A national system of road user charging raising £16bn a year should be introduced to replace Vehicle Excise Duty.

IPPR is calling for road user charging

A national system of road user charging raising £16bn a year should be introduced to replace Vehicle Excise Duty.

That’s the verdict of the Institute for Public Policy Research (IPPR), which has delivered its findings on the future for the UK’s roads ahead of crucial reports set to be published by the Department for Transport (DFT) by the end of this week.

The influential think-tank says congestion would be reduced by around 7% if all motorists were charged each time they took to the road. While high-mileage drivers, and especially those on congested routes, would see their motoring costs rise, the IPPR reckons motorists in rural areas would end up paying less.
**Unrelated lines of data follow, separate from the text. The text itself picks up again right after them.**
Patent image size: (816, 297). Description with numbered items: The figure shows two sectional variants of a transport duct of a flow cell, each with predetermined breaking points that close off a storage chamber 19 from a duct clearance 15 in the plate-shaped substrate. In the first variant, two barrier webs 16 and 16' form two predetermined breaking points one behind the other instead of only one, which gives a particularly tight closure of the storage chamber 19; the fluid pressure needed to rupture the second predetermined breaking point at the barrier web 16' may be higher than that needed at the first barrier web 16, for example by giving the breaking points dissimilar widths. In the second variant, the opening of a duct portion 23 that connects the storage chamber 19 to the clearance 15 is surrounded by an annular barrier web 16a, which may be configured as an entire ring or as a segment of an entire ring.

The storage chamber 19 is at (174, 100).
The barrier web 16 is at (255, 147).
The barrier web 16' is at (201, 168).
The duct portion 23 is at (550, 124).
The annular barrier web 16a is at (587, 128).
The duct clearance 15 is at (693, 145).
IPPR associate director Tony Grayling said: ‘Motorists should pay for the congestion and pollution they cause. Rural drivers would pay less, but all motorists would benefit from less congestion, a better environment and improved public transport.’

The IPPR reckons it would take 10 years to put a national scheme in place, but is urging the Government to introduce tolls on any motorways which are widened far sooner, and to encourage more congestion charging in cities.

Its report coincides with another from the Independent Transport Commission which predicts that 60% of future traffic growth will be in suburban areas, creating significantly more congestion and extending journey times.

A feasibility report commissioned by the DFT a year ago is expected to back national road charging when it is published later this week. The DFT will also announce the results of its review of the Ten Year Transport Plan before Friday.